EN LISANT EN ÉCRIVANT
Un peintre qui commence l’approche de la sculpture et un photographe qui n’a encore réalisé qu’un seul film – aujourd’hui détruit – affûtent leurs arguments et réflexions sur la sculpture, la photographie, un voyage à Philadelphie, la peinture, la plasticité, la musique, la littérature, quelques films ou quelques poèmes et les « questions qu’[ils] soulèvent ». Deux amis, encore inconnus, correspondent presque en direct et éprouvent ainsi leur connivence, leur culture commune (littéraire, musicale, scientifique, visuelle), leurs réflexes logiques et leur goût du débat spéculatif. Mais également les admirations qu’ils partagent (Frank Stella, Constantin Brancusi, Marcel Duchamp) ou leurs divergences (sur la peinture de James Rosenquist et son rapport au réel par exemple).

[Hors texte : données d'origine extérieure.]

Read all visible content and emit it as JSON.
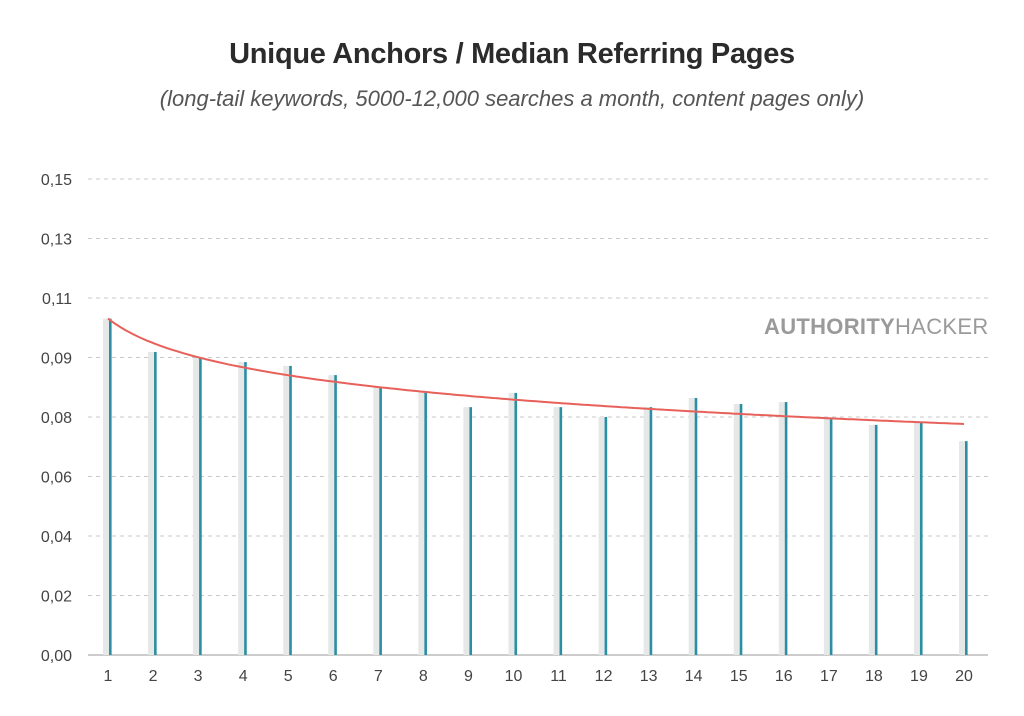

Ils s’aiguillonnent : Carl Andre écrit à Hollis Frampton qu’il ressent « la frénésie d’un homme qui est en train d’apprendre quelque chose sous tes yeux, mais aussi dans l’émulation de ton propre apprentissage » (p. 47). Ils « s’enseignent » le regard en se commentant mutuellement, tandis que Frampton photographie les sculptures d’Andre (qui accompagnent les textes) ou lit ses poèmes : « La plupart des versificateurs font comme l’huître, encapsulant la source d’irritation dans la sécrétion nacrée. On dirait que tu dégages les couches nacrées pour trouver le grain de sable » (p. 113). Et dans cet espace créé par les mots mis en partage sur le papier par l’intermédiaire de la machine à écrire, ils se mettent, comme Andre le dira plus tard, « en situation » de réaliser ce qu’ils auront dès lors décidé.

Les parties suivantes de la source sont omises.